お馴染みタランティーノ監督の9作目。1969年ハリウッド黄金時代の光と闇を軸に、落ち目の俳優とスタントマンが、ある事件に巻き込まれる。レオナルド・ディカプリオとブラッド・ピットが意外にも初共演でも話題になった。

まずこの映画を見る前の事前知識として、シャロン・テート事件のあらましを知ってないとなんのこっちゃワケ分からないまま見終わる可能性大。詳しくはググって貰うとして、この映画はあるカルト集団に若くして殺されたハリウッドの銀幕スターに対するタランティーノなりのifを描いている。所謂彼女に対する手向の花束と言わんばかりの終わり方に胸を撫で下ろした。

それだけじゃなく、そのカルト集団に対する怒りをディカプリオとブラピを使いボコボコにする個人的な怒りも感じられた。映画としては劇中劇を挟みながら俳優とスタントマンの友情ムービーとしてかなりゆっくり進行するが、ラスト30分でタランティーノの持ち味であるバイオレンスを爆発させる。特に火炎放射器は笑った。そのラストまではなんかタランティーノらしくない進行だなとも思ったが、振り返ればこの無駄な映画愛溢れる演出こそタランティーノだなとも感じた。

マーゴット・ロビー演じるシャロン・テートがまた良い。自身が出ている作品を映画館で見て客の反応に小躍りする場面が良かった。ディカプリオと直接コンタクトを取るのはラストぐらいで、ブラピに至っては会ってもいなく物語は終わるのも安易に絡ませる必要もないだろうみたいな思いがあって良いな。

映画としてはタランティーノ補正もあって面白かったが、事前知識が必須なのと、ラストまでは結構地味に展開するので、退屈な場面も少々あったのがマイナス。テート事件を知らない人が見たら何なんだこの映画で終わったとすら思うわ。昔の映画愛が溢れる人程評価が上がるような作品だった。

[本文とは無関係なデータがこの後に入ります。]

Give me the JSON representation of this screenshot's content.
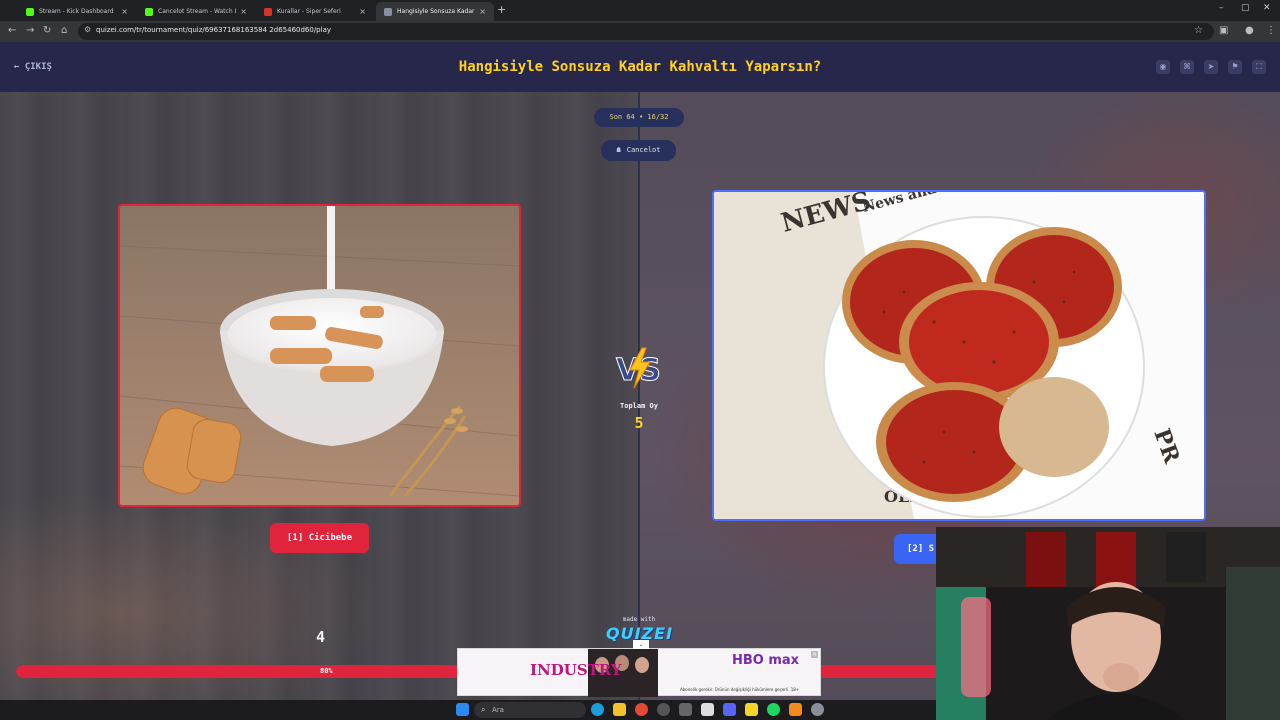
{
  "browser": {
    "tabs": [
      {
        "title": "Stream - Kick Dashboard",
        "favicon_color": "#53fc18",
        "active": false
      },
      {
        "title": "Cancelot Stream - Watch Live o",
        "favicon_color": "#53fc18",
        "active": false
      },
      {
        "title": "Kurallar - Siper Seferi",
        "favicon_color": "#d9342b",
        "active": false
      },
      {
        "title": "Hangisiyle Sonsuza Kadar Kahv",
        "favicon_color": "#8a8fa6",
        "active": true
      }
    ],
    "url": "quizei.com/tr/tournament/quiz/69637168163584 2d65460d60/play"
  },
  "header": {
    "exit_label": "ÇIKIŞ",
    "title": "Hangisiyle Sonsuza Kadar Kahvaltı Yaparsın?"
  },
  "round": {
    "label": "Son 64 • 16/32",
    "streamer": "Cancelot"
  },
  "left_option": {
    "label": "[1] Cicibebe",
    "votes": "4",
    "percent_label": "80%",
    "percent": 80,
    "accent": "#e0243b"
  },
  "right_option": {
    "label": "[2] S",
    "accent": "#3a64f2"
  },
  "vs": {
    "text": "VS",
    "total_label": "Toplam Oy",
    "total_value": "5"
  },
  "footer": {
    "made_with": "made with",
    "brand": "QUIZEI"
  },
  "ad": {
    "title": "INDUSTRY",
    "brand": "HBO max",
    "fine_print": "Abonelik gerekir. Ürünün değişikliği hükümlere geçerli. 18+"
  },
  "taskbar": {
    "search_placeholder": "Ara"
  }
}
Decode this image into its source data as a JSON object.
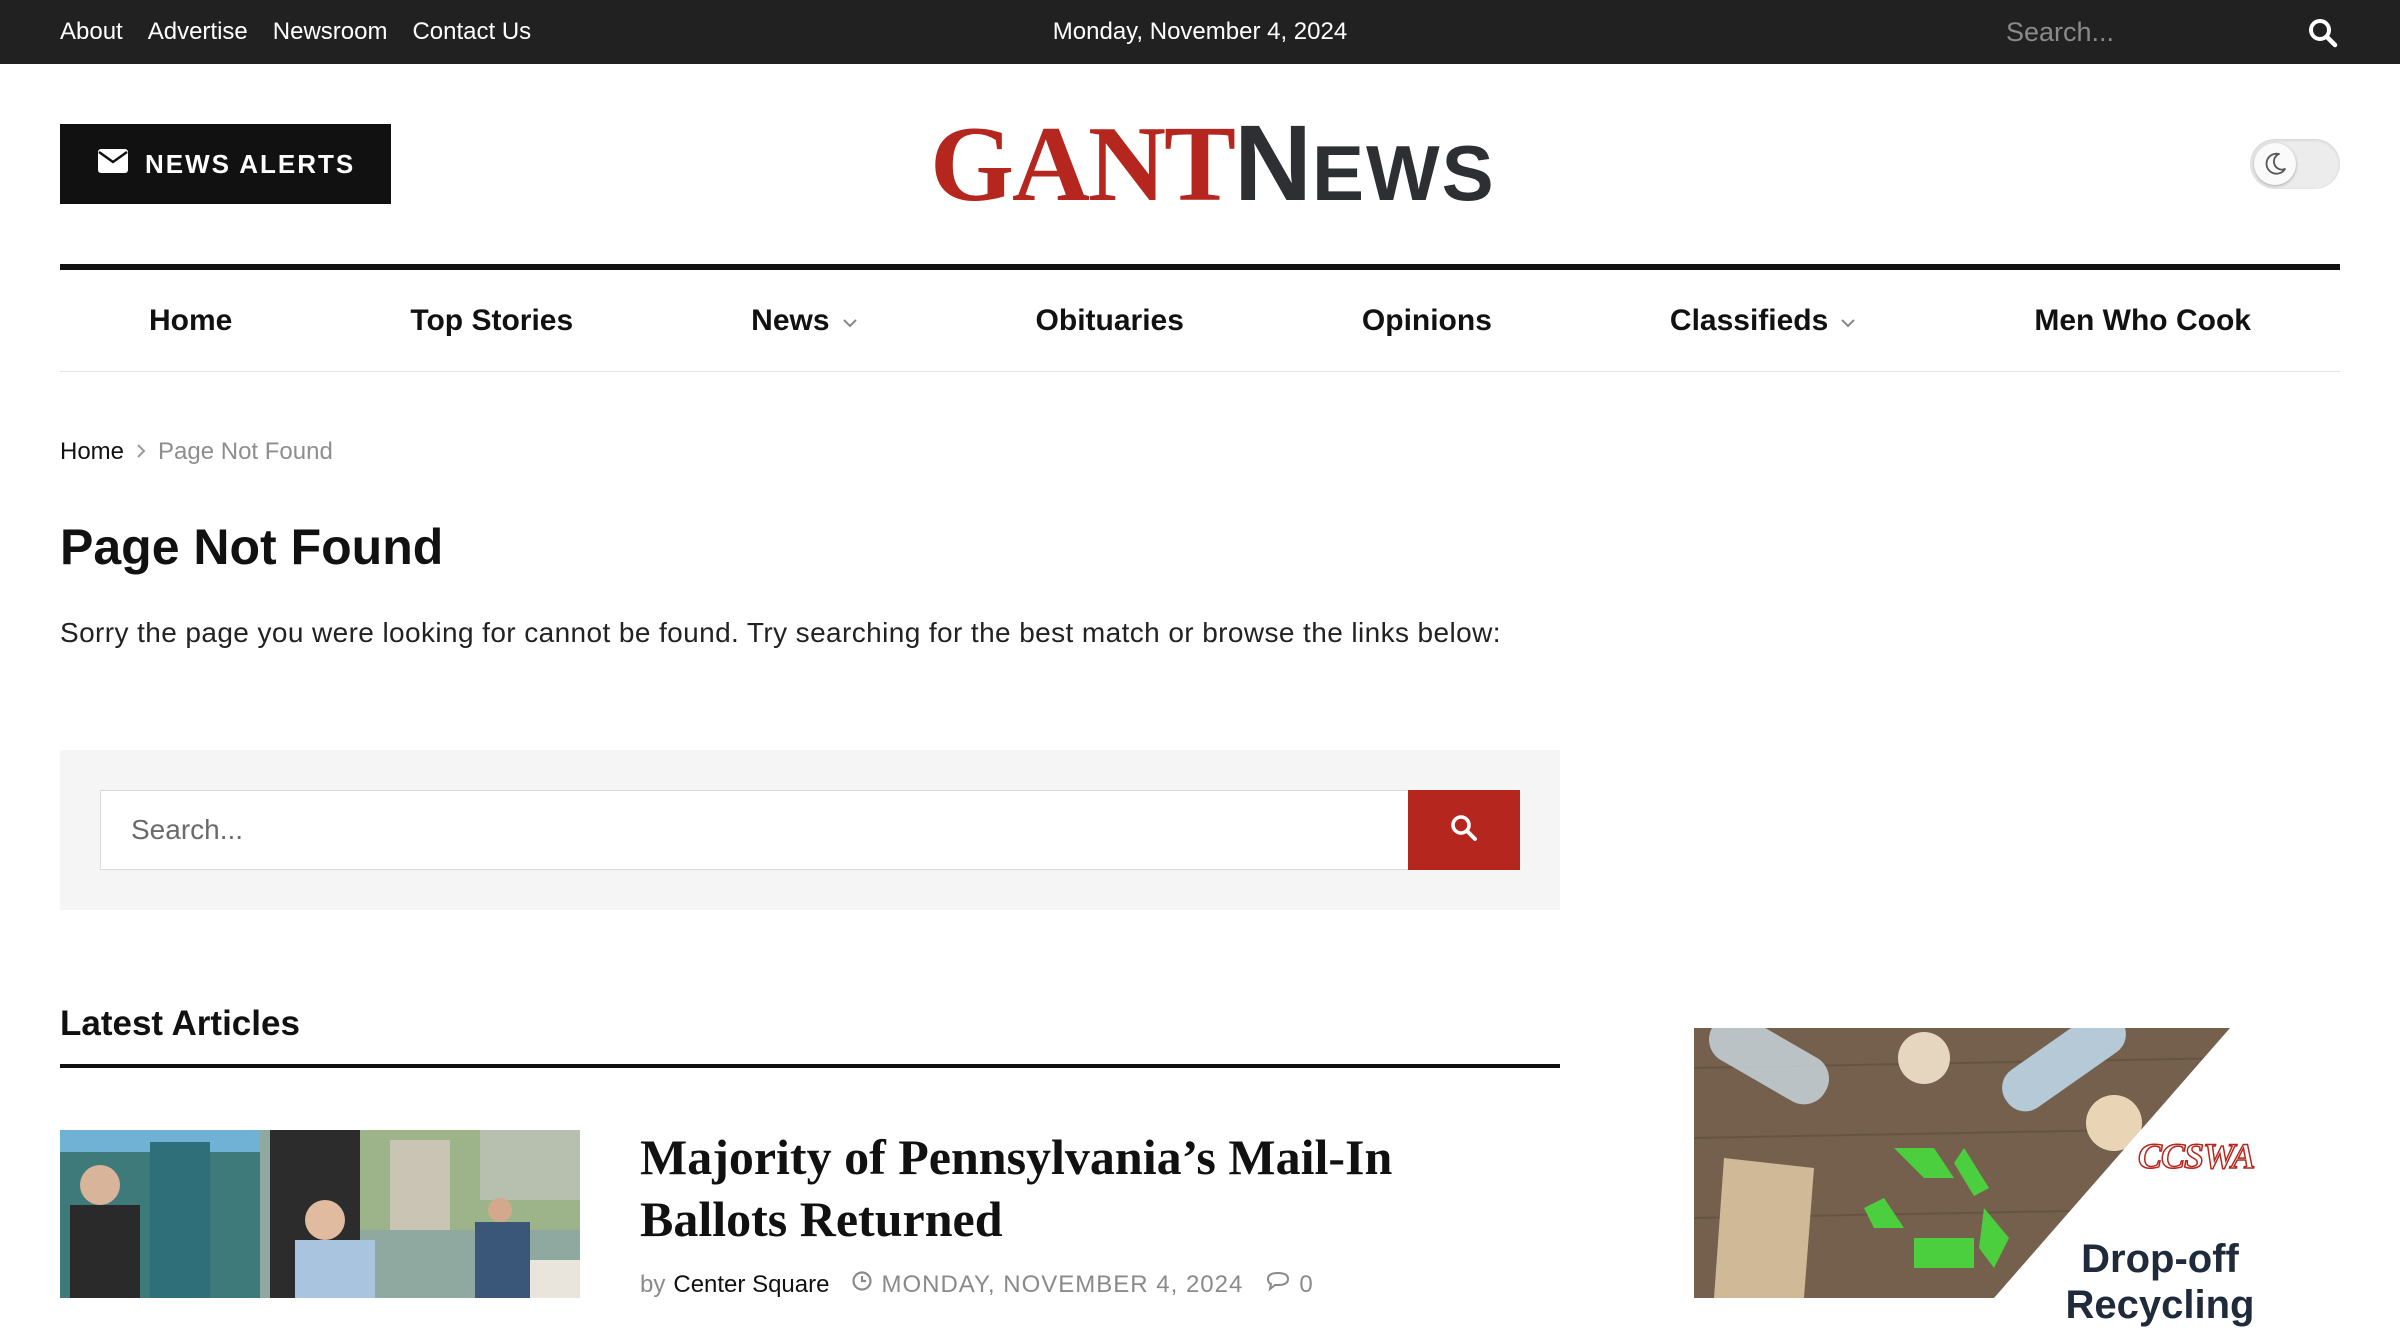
{
  "topbar": {
    "links": [
      "About",
      "Advertise",
      "Newsroom",
      "Contact Us"
    ],
    "date": "Monday, November 4, 2024",
    "search_placeholder": "Search..."
  },
  "header": {
    "alerts_label": "NEWS ALERTS",
    "logo": {
      "part1": "GANT",
      "part2": "N",
      "part3": "EWS"
    }
  },
  "nav": {
    "items": [
      {
        "label": "Home",
        "dropdown": false
      },
      {
        "label": "Top Stories",
        "dropdown": false
      },
      {
        "label": "News",
        "dropdown": true
      },
      {
        "label": "Obituaries",
        "dropdown": false
      },
      {
        "label": "Opinions",
        "dropdown": false
      },
      {
        "label": "Classifieds",
        "dropdown": true
      },
      {
        "label": "Men Who Cook",
        "dropdown": false
      }
    ]
  },
  "breadcrumb": {
    "home": "Home",
    "current": "Page Not Found"
  },
  "page": {
    "title": "Page Not Found",
    "message": "Sorry the page you were looking for cannot be found. Try searching for the best match or browse the links below:",
    "search_placeholder": "Search..."
  },
  "latest": {
    "heading": "Latest Articles",
    "articles": [
      {
        "title": "Majority of Pennsylvania’s Mail-In Ballots Returned",
        "by": "by",
        "author": "Center Square",
        "date": "MONDAY, NOVEMBER 4, 2024",
        "comments": "0"
      }
    ]
  },
  "ad": {
    "brand": "CCSWA",
    "text": "Drop-off Recycling"
  },
  "colors": {
    "brand_red": "#b5261e",
    "topbar_bg": "#212121",
    "text_dark": "#111111"
  }
}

余談、劇中にブルースリーも登場するが、あんなキャラにして散々な扱いでクレーム来ないのか、と思ったら現にリーの家族からも反発されて炎上してるじゃん。自分は別段リーに思い入れないので笑ったけど。タランティーノはなんとなくリスペクトしてそうな人物だと思ったのに意外だったな。シャレが通じん相手なのも分かってただろうに。